Paint the bevel with a sharpie, and make a few passes on the Sharpmaker. Then look at the bevel with a hand lense to see where the stone is making contact.

that's a good idea, matt. i'm ashamed i didn't think of it myself!

thanks for all the great help, though, guys. much appreciated!
 
i was thinking this as well. . . . honestly, i am probably overthinking it, but hardheart had a pretty good handle on peering into my bizarre thought process (haha -- must be pretty savvy with working with guys with OCD, right?).

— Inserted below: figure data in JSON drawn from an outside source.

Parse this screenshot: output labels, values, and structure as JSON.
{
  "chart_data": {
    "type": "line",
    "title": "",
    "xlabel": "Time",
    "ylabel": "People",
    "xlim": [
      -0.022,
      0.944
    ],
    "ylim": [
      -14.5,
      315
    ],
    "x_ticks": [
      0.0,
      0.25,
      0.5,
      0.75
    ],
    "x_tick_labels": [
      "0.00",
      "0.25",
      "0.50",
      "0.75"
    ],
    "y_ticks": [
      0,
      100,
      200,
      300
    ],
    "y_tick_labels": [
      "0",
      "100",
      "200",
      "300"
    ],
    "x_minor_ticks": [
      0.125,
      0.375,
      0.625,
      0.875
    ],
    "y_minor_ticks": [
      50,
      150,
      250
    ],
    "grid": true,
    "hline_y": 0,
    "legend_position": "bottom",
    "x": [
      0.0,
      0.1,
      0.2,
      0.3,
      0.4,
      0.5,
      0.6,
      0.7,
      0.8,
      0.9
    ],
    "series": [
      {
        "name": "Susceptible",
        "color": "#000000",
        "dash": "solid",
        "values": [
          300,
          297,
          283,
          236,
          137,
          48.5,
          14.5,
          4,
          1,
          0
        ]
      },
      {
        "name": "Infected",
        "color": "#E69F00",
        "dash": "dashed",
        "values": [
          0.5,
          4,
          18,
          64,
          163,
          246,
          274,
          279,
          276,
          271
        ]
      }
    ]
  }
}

I used a Lansky for a few years, and was fixated on setting up the clamp the same every time, as well as screwing the guide rod to the stones exactly the same :)
 
I used a Lansky for a few years, and was fixated on setting up the clamp the same every time, as well as screwing the guide rod to the stones exactly the same :)

yeah. . . hahahaha. . . i was getting set up to be in the same spot. i'm thinking i'll still use the lansky on some of my beater blades. . .but i'll get more results that i can reproduce with the sharpmaker.
 
Make sure the spyderco is level, if not you might have 19/21 18/22. And I always have the habit to do it on the same place.

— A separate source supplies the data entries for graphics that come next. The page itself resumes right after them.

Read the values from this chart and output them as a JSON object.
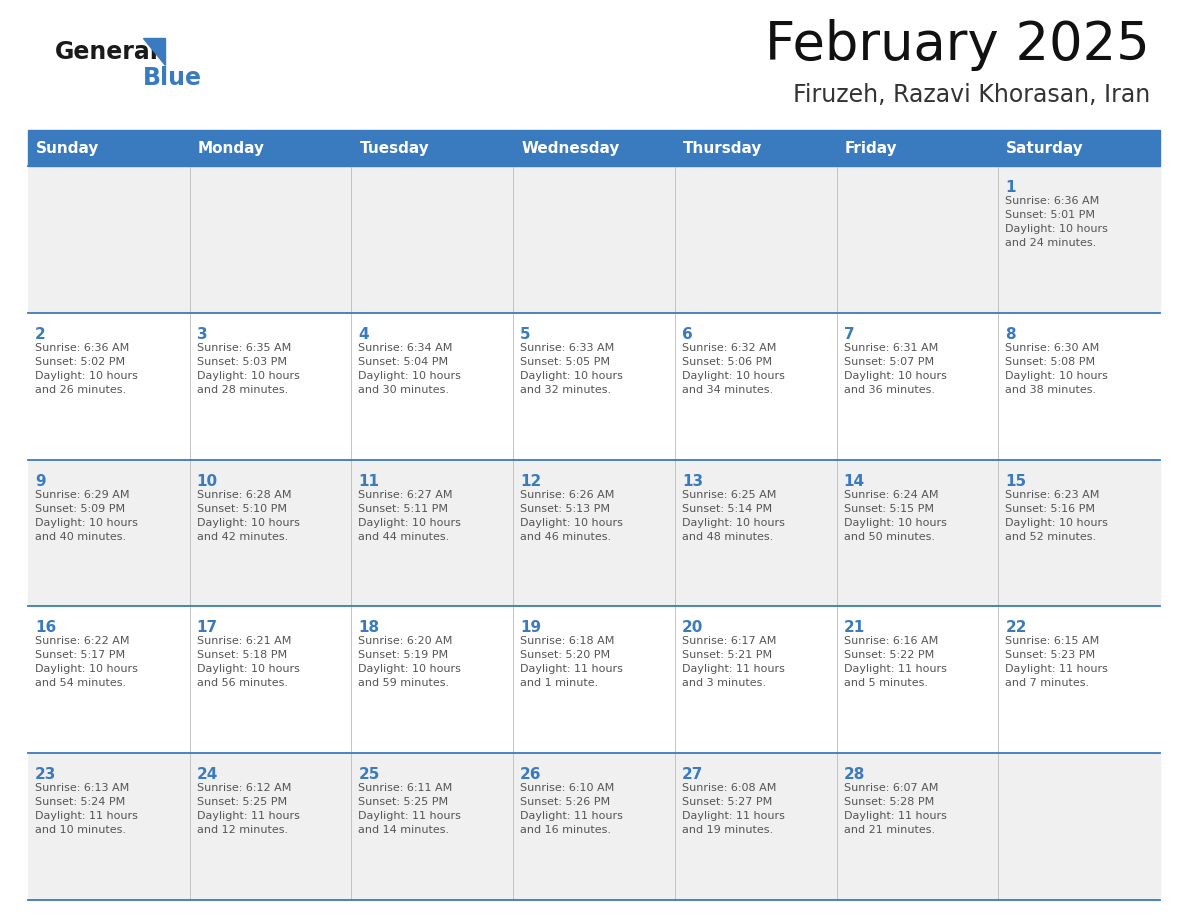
{
  "title": "February 2025",
  "subtitle": "Firuzeh, Razavi Khorasan, Iran",
  "header_bg": "#3a7abf",
  "header_text_color": "#ffffff",
  "cell_bg_light": "#f0f0f0",
  "cell_bg_white": "#ffffff",
  "day_number_color": "#3a7abf",
  "text_color": "#555555",
  "grid_line_color": "#3a7abf",
  "days_of_week": [
    "Sunday",
    "Monday",
    "Tuesday",
    "Wednesday",
    "Thursday",
    "Friday",
    "Saturday"
  ],
  "weeks": [
    [
      {
        "day": null,
        "info": null
      },
      {
        "day": null,
        "info": null
      },
      {
        "day": null,
        "info": null
      },
      {
        "day": null,
        "info": null
      },
      {
        "day": null,
        "info": null
      },
      {
        "day": null,
        "info": null
      },
      {
        "day": "1",
        "info": "Sunrise: 6:36 AM\nSunset: 5:01 PM\nDaylight: 10 hours\nand 24 minutes."
      }
    ],
    [
      {
        "day": "2",
        "info": "Sunrise: 6:36 AM\nSunset: 5:02 PM\nDaylight: 10 hours\nand 26 minutes."
      },
      {
        "day": "3",
        "info": "Sunrise: 6:35 AM\nSunset: 5:03 PM\nDaylight: 10 hours\nand 28 minutes."
      },
      {
        "day": "4",
        "info": "Sunrise: 6:34 AM\nSunset: 5:04 PM\nDaylight: 10 hours\nand 30 minutes."
      },
      {
        "day": "5",
        "info": "Sunrise: 6:33 AM\nSunset: 5:05 PM\nDaylight: 10 hours\nand 32 minutes."
      },
      {
        "day": "6",
        "info": "Sunrise: 6:32 AM\nSunset: 5:06 PM\nDaylight: 10 hours\nand 34 minutes."
      },
      {
        "day": "7",
        "info": "Sunrise: 6:31 AM\nSunset: 5:07 PM\nDaylight: 10 hours\nand 36 minutes."
      },
      {
        "day": "8",
        "info": "Sunrise: 6:30 AM\nSunset: 5:08 PM\nDaylight: 10 hours\nand 38 minutes."
      }
    ],
    [
      {
        "day": "9",
        "info": "Sunrise: 6:29 AM\nSunset: 5:09 PM\nDaylight: 10 hours\nand 40 minutes."
      },
      {
        "day": "10",
        "info": "Sunrise: 6:28 AM\nSunset: 5:10 PM\nDaylight: 10 hours\nand 42 minutes."
      },
      {
        "day": "11",
        "info": "Sunrise: 6:27 AM\nSunset: 5:11 PM\nDaylight: 10 hours\nand 44 minutes."
      },
      {
        "day": "12",
        "info": "Sunrise: 6:26 AM\nSunset: 5:13 PM\nDaylight: 10 hours\nand 46 minutes."
      },
      {
        "day": "13",
        "info": "Sunrise: 6:25 AM\nSunset: 5:14 PM\nDaylight: 10 hours\nand 48 minutes."
      },
      {
        "day": "14",
        "info": "Sunrise: 6:24 AM\nSunset: 5:15 PM\nDaylight: 10 hours\nand 50 minutes."
      },
      {
        "day": "15",
        "info": "Sunrise: 6:23 AM\nSunset: 5:16 PM\nDaylight: 10 hours\nand 52 minutes."
      }
    ],
    [
      {
        "day": "16",
        "info": "Sunrise: 6:22 AM\nSunset: 5:17 PM\nDaylight: 10 hours\nand 54 minutes."
      },
      {
        "day": "17",
        "info": "Sunrise: 6:21 AM\nSunset: 5:18 PM\nDaylight: 10 hours\nand 56 minutes."
      },
      {
        "day": "18",
        "info": "Sunrise: 6:20 AM\nSunset: 5:19 PM\nDaylight: 10 hours\nand 59 minutes."
      },
      {
        "day": "19",
        "info": "Sunrise: 6:18 AM\nSunset: 5:20 PM\nDaylight: 11 hours\nand 1 minute."
      },
      {
        "day": "20",
        "info": "Sunrise: 6:17 AM\nSunset: 5:21 PM\nDaylight: 11 hours\nand 3 minutes."
      },
      {
        "day": "21",
        "info": "Sunrise: 6:16 AM\nSunset: 5:22 PM\nDaylight: 11 hours\nand 5 minutes."
      },
      {
        "day": "22",
        "info": "Sunrise: 6:15 AM\nSunset: 5:23 PM\nDaylight: 11 hours\nand 7 minutes."
      }
    ],
    [
      {
        "day": "23",
        "info": "Sunrise: 6:13 AM\nSunset: 5:24 PM\nDaylight: 11 hours\nand 10 minutes."
      },
      {
        "day": "24",
        "info": "Sunrise: 6:12 AM\nSunset: 5:25 PM\nDaylight: 11 hours\nand 12 minutes."
      },
      {
        "day": "25",
        "info": "Sunrise: 6:11 AM\nSunset: 5:25 PM\nDaylight: 11 hours\nand 14 minutes."
      },
      {
        "day": "26",
        "info": "Sunrise: 6:10 AM\nSunset: 5:26 PM\nDaylight: 11 hours\nand 16 minutes."
      },
      {
        "day": "27",
        "info": "Sunrise: 6:08 AM\nSunset: 5:27 PM\nDaylight: 11 hours\nand 19 minutes."
      },
      {
        "day": "28",
        "info": "Sunrise: 6:07 AM\nSunset: 5:28 PM\nDaylight: 11 hours\nand 21 minutes."
      },
      {
        "day": null,
        "info": null
      }
    ]
  ],
  "logo_general_color": "#1a1a1a",
  "logo_blue_color": "#3a7abf",
  "title_fontsize": 38,
  "subtitle_fontsize": 17,
  "header_fontsize": 11,
  "day_number_fontsize": 11,
  "cell_text_fontsize": 8.0,
  "fig_width": 11.88,
  "fig_height": 9.18,
  "dpi": 100
}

Every 10 stroke or so, I wipe the sharpening side of the rod with a wet rag, and rotate the rod, after all three side or corner, I pull the rod out and turn it upside down and repeat the process, that way the rod can cut better and wear more even.
 
Make sure the spyderco is level, if not you might have 19/21 18/22. And I always have the habit to do it on the same place.

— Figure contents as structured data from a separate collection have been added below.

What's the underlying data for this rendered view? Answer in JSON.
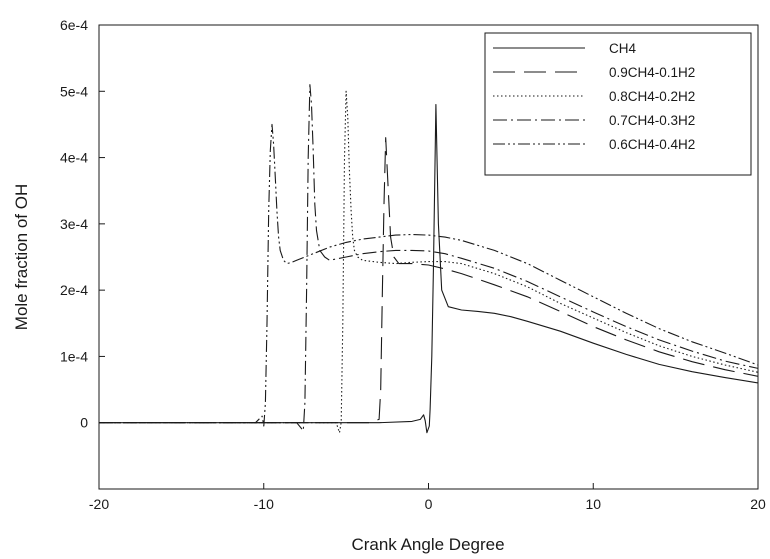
{
  "chart_data": {
    "type": "line",
    "title": "",
    "xlabel": "Crank Angle Degree",
    "ylabel": "Mole fraction of OH",
    "xlim": [
      -20,
      20
    ],
    "ylim": [
      -0.0001,
      0.0006
    ],
    "x_ticks": [
      -20,
      -10,
      0,
      10,
      20
    ],
    "x_tick_labels": [
      "-20",
      "-10",
      "0",
      "10",
      "20"
    ],
    "y_ticks": [
      0,
      0.0001,
      0.0002,
      0.0003,
      0.0004,
      0.0005,
      0.0006
    ],
    "y_tick_labels": [
      "0",
      "1e-4",
      "2e-4",
      "3e-4",
      "4e-4",
      "5e-4",
      "6e-4"
    ],
    "grid": false,
    "legend_position": "top-right",
    "series": [
      {
        "name": "CH4",
        "line_style": "solid",
        "color": "#1a1a1a",
        "x": [
          -20,
          -3,
          -1,
          -0.5,
          -0.3,
          -0.2,
          -0.1,
          0.05,
          0.1,
          0.2,
          0.3,
          0.45,
          0.6,
          0.8,
          1.2,
          2,
          3,
          4,
          5,
          6,
          8,
          10,
          12,
          14,
          16,
          18,
          20
        ],
        "y": [
          0,
          0,
          2e-06,
          5e-06,
          1.2e-05,
          3e-06,
          -1.5e-05,
          -5e-06,
          2e-05,
          0.0001,
          0.00023,
          0.00048,
          0.0003,
          0.0002,
          0.000175,
          0.00017,
          0.000168,
          0.000165,
          0.00016,
          0.000153,
          0.000138,
          0.00012,
          0.000103,
          8.8e-05,
          7.7e-05,
          6.8e-05,
          6e-05
        ]
      },
      {
        "name": "0.9CH4-0.1H2",
        "line_style": "long-dash",
        "color": "#1a1a1a",
        "x": [
          -20,
          -3.6,
          -3.3,
          -3.0,
          -2.9,
          -2.8,
          -2.7,
          -2.6,
          -2.5,
          -2.3,
          -2.1,
          -1.8,
          -1.5,
          -1,
          0,
          1,
          2,
          4,
          6,
          8,
          10,
          12,
          14,
          16,
          18,
          20
        ],
        "y": [
          0,
          0,
          3e-06,
          5e-06,
          5e-05,
          0.0002,
          0.00033,
          0.00043,
          0.00038,
          0.00028,
          0.00025,
          0.00024,
          0.00024,
          0.00024,
          0.000238,
          0.000232,
          0.000225,
          0.000208,
          0.00019,
          0.000168,
          0.000145,
          0.000125,
          0.000107,
          9.2e-05,
          8e-05,
          7e-05
        ]
      },
      {
        "name": "0.8CH4-0.2H2",
        "line_style": "dotted",
        "color": "#1a1a1a",
        "x": [
          -20,
          -5.6,
          -5.4,
          -5.3,
          -5.2,
          -5.1,
          -5.0,
          -4.9,
          -4.8,
          -4.7,
          -4.6,
          -4.5,
          -4.3,
          -4,
          -3,
          -2,
          -1,
          0,
          1,
          2,
          4,
          6,
          8,
          10,
          12,
          14,
          16,
          18,
          20
        ],
        "y": [
          0,
          0,
          -1.5e-05,
          1e-06,
          0.00015,
          0.0004,
          0.0005,
          0.00046,
          0.00038,
          0.00032,
          0.00028,
          0.00026,
          0.00025,
          0.000245,
          0.000242,
          0.00024,
          0.000242,
          0.000243,
          0.000243,
          0.00024,
          0.000225,
          0.000205,
          0.00018,
          0.000158,
          0.000136,
          0.000116,
          0.0001,
          8.7e-05,
          7.6e-05
        ]
      },
      {
        "name": "0.7CH4-0.3H2",
        "line_style": "dash-dot",
        "color": "#1a1a1a",
        "x": [
          -20,
          -8.0,
          -7.6,
          -7.5,
          -7.4,
          -7.3,
          -7.2,
          -7.1,
          -7.0,
          -6.9,
          -6.8,
          -6.6,
          -6.3,
          -6,
          -5,
          -4,
          -3,
          -2,
          -1,
          0,
          1,
          2,
          4,
          6,
          8,
          10,
          12,
          14,
          16,
          18,
          20
        ],
        "y": [
          0,
          0,
          -1.2e-05,
          3e-05,
          0.0002,
          0.0004,
          0.00051,
          0.00048,
          0.00041,
          0.00033,
          0.00029,
          0.00026,
          0.00025,
          0.000245,
          0.00025,
          0.000255,
          0.000258,
          0.00026,
          0.00026,
          0.000259,
          0.000255,
          0.000248,
          0.000233,
          0.000213,
          0.00019,
          0.000167,
          0.000145,
          0.000125,
          0.000108,
          9.3e-05,
          8.2e-05
        ]
      },
      {
        "name": "0.6CH4-0.4H2",
        "line_style": "dash-dot-dot",
        "color": "#1a1a1a",
        "x": [
          -20,
          -10.5,
          -10.1,
          -10.0,
          -9.9,
          -9.8,
          -9.7,
          -9.6,
          -9.5,
          -9.4,
          -9.3,
          -9.2,
          -9.1,
          -9.0,
          -8.8,
          -8.6,
          -8.3,
          -8.0,
          -7.5,
          -7,
          -6,
          -5,
          -4,
          -3,
          -2,
          -1,
          0,
          1,
          2,
          4,
          6,
          8,
          10,
          12,
          14,
          16,
          18,
          20
        ],
        "y": [
          0,
          0,
          1e-05,
          -5e-06,
          3e-05,
          0.00015,
          0.00032,
          0.00041,
          0.00045,
          0.00042,
          0.00037,
          0.00032,
          0.00028,
          0.00026,
          0.000245,
          0.00024,
          0.000242,
          0.000245,
          0.00025,
          0.000255,
          0.000265,
          0.000272,
          0.000277,
          0.00028,
          0.000283,
          0.000284,
          0.000283,
          0.00028,
          0.000275,
          0.00026,
          0.00024,
          0.000215,
          0.00019,
          0.000165,
          0.000142,
          0.000122,
          0.000105,
          8.7e-05
        ]
      }
    ]
  }
}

Every 10 stroke or so, I wipe the sharpening side of the rod with a wet rag, and rotate the rod, after all three side or corner, I pull the rod out and turn it upside down and repeat the process, that way the rod can cut better and wear more even.

cool. . . . that thing with the stone rotation as well. i'll check and make sure that everything's copacetic with the angle when i get started so that i can keep the most appropriate angle.

thanks for the advice, man. i figure with the dvd that comes with it. . . and the practical advice i've been given. . . well, i'll find out that it's not the rocket science/voodoo that i think it should be (but, man. . . you can never be TOO careful -- which is why i'll also rub down the stones with my lucky rabbit's foot, haha).

thanks again for all the advice, guys. i've lurked around here for a long time and only really posted on a few different things. despite some little differences in opinion and in-thread skirmishes. . . it's nice to see a group of folks that're into something and willing to share some thoughts.

:)
 
As above but place the rods you are not using close to the sharpmaker then when you change rods you needn'y use your feet or change your upper body position so the angle of cutting will be exactly the same for each rod and each rod position......

I don't think it's neccessary to use the flat sides .. things work just as well with the corners, when using the corners use 3 forces - normal, soft and very soft, 20 of each, also buy the extra fine sticks, finish off with a leather honing just 3x each side any more can be counterproductive
 
More info


To: techsupport@spyderco.com
Subject: Tri-Angle Sharp maker


I just purchase the sharp maker 204, which comes with the fine(white) and
medium(gray) stone, what is the equivalent in sandpaper grit, also the ultra
fine and the diamond stone, thanks.

Sorry about the delay in response. We do not consider "grit" but the
equivalent to as there is no actual grit on the stone. To answer your
question, Medium = to 600 fine =to 1800 and ultra fine = to 2000.

Have a great week,

Charlynn
Customer Service

Also if I put a rod right in the middle of the plastic base, it will add ~7 degree, if the rod it by the pointer on either side, it add ~5 degree, good for sharpening chisel grind blade.